England's hopes of finishing in the top-two of their group and going on to the semi-finals rest on beating Sri Lanka and hoping Australia do not overturn their inferior net run-rate against Afghanistan.
If Australia are able to thump Afghanistan on Friday then England may have to do more than win but they have the advantage of knowing exactly what will be required as they play 24 hours later.
But having already suffered a shock defeat against Ireland, Woakes is well aware England should not be contemplating what might unfold and insisted that emerging victorious is the main priority.
"At the end of the day we don't go through if we don't win this game, two points is the most important thing - I think we all realise that," Woakes said.
"You can look at net run-rates all you like but if the points aren't there it's irrelevant. I think we're fully focused on the fact that Sri Lanka will be a tough challenge.
"We've already seen in this tournament and experienced that ourselves that if you're not quite on your game a team will take advantage of that and can easily knock you over.
"I don't think we feel we deserve or have the right to win World Cups because we have a good side. It's all about how we perform in these crucial moments and games."
Woakes, though, conceded he had "plenty of fist pumps" as he watched Lorcan Tucker rescue Ireland from 25 for five to deny Australia a much bigger win than the 42-run margin they claimed on Monday.
England then boosted their own net run-rate with a 20-run victory over New Zealand. If they can string together another three wins then they will become the first side to unify the limited-overs World Cups.
A key cog in the England side that triumphed in the 50-over edition in 2019, Woakes admitted having tournament-winning experience could be crucial over the next couple of weeks.
"If you hadn't done that before you'd probably think 'God that's such a huge mountain to climb'," Woakes said.
"T20 can be a little bit fickle at times, but at the same time it's also a big momentum game, so hopefully we can touch on that experience."
England were captained to glory in 2019 by Eoin Morgan, but Woakes feels Jos Buttler has stepped out of his immediate predecessor's shadow and is starting to mould the team in his own image.
"It definitely feels like Jos has stamped his authority on the team a bit more," Woakes said.
"Taking over the reins from Morgs, who has had a successful reign as captain and has done so much for the game, he must have felt the pressure of that, there's no doubt about that.
"I've seen the Jos that I know and the confidence he has as a player, he's showing that as captain."
One subplot on Saturday will be Chris Silverwood, who was England's head coach as they reached the semi-finals at the United Arab Emirates last year but is now in charge of Sri Lanka.
Woakes confessed to feeling some responsibility following Silverwood's sacking after a heavy Ashes loss, but he was adamant the Yorkshireman's presence in the opposing dugout is of little concern to England.

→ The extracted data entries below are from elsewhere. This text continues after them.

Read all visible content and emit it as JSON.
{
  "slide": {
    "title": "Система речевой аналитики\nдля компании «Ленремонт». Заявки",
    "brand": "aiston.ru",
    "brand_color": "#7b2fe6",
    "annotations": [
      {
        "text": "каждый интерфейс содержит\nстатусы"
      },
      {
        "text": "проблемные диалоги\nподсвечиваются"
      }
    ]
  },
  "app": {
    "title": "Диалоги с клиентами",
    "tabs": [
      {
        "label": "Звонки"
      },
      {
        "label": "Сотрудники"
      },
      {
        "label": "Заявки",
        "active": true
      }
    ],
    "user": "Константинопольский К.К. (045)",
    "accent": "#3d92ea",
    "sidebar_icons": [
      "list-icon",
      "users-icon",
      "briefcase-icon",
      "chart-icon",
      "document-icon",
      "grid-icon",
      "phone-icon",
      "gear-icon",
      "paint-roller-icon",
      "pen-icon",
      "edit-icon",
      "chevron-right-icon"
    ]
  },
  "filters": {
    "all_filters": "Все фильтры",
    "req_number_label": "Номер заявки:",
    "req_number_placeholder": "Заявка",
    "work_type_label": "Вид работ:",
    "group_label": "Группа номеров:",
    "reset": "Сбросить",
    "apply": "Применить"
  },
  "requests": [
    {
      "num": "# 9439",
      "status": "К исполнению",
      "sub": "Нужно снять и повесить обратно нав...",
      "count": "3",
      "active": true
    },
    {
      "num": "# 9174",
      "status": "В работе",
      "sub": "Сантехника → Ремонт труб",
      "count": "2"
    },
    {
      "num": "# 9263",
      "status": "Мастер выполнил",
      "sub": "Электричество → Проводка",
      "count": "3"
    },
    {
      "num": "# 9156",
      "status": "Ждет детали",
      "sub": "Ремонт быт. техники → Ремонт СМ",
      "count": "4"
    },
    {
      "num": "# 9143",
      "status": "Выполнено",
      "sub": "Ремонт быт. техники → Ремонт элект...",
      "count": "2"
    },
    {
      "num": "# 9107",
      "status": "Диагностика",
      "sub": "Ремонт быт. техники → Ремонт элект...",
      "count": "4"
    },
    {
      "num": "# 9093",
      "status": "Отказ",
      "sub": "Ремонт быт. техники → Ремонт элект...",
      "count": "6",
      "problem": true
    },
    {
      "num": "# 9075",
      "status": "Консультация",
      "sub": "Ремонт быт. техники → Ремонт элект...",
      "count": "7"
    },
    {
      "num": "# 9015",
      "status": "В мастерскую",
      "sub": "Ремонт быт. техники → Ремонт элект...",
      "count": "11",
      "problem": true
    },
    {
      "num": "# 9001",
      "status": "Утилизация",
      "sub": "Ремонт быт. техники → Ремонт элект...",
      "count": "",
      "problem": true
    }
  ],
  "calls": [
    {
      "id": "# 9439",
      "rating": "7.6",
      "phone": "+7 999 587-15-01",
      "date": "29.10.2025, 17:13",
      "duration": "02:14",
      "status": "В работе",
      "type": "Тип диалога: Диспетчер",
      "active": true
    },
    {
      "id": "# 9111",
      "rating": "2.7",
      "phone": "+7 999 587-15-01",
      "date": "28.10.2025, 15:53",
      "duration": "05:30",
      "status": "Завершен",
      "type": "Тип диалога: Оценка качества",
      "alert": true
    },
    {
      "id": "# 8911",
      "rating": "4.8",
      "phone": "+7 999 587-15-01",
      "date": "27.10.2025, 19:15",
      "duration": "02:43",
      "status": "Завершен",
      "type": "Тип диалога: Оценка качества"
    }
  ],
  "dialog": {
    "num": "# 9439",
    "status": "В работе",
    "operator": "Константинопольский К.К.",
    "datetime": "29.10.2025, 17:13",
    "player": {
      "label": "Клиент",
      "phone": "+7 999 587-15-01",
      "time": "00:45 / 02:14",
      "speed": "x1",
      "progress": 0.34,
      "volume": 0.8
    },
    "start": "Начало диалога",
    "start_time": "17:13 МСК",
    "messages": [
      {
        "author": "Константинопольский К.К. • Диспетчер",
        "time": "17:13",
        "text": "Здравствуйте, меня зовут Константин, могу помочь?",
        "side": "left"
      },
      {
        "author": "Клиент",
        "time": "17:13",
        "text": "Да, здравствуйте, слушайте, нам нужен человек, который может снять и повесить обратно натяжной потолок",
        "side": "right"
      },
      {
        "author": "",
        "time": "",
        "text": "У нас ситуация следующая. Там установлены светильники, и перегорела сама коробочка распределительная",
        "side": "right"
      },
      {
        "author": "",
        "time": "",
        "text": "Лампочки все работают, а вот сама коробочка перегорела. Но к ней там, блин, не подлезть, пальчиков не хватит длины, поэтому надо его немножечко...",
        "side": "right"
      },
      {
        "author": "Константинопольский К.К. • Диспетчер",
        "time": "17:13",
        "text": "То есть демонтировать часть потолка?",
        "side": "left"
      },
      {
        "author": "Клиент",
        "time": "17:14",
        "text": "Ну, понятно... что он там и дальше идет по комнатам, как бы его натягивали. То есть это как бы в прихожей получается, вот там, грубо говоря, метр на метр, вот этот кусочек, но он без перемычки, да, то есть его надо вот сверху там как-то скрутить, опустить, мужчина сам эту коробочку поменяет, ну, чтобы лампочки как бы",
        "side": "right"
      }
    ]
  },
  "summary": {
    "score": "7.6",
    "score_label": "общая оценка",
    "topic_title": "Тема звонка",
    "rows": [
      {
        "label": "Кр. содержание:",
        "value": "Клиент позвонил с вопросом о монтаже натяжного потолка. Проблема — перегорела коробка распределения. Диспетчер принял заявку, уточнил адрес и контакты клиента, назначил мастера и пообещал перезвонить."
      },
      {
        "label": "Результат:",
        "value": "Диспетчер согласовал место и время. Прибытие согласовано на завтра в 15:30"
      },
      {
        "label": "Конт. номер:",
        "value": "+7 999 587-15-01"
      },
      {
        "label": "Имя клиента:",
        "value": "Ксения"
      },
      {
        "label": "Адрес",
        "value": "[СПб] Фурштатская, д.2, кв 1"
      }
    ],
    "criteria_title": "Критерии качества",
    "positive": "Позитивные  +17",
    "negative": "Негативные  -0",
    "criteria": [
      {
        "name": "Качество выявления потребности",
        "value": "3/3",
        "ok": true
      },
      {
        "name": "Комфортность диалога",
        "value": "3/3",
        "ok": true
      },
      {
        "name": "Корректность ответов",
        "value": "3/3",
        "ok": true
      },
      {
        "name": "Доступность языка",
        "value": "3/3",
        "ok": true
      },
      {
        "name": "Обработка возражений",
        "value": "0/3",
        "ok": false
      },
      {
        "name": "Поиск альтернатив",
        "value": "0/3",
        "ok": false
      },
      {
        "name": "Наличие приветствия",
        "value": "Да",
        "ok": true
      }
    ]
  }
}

"You definitely do feel that sort of burden, a little bit, of the fact that you could have done better to help someone stay in a job," Woakes added.
"I had some good times with Spoons and I'd still class him as a friend. It'll be good to come up against him on Saturday.
"I don't think it will have any effect on how the game goes. I'm sure there might be some outside noise but nothing with regards to inside the dressing room."
While Liam Livingstone had ankle discomfort and Ben Stokes jarred his finger against New Zealand, the pair are expected to be fine to play on Saturday as England could once more go with an unchanged XI.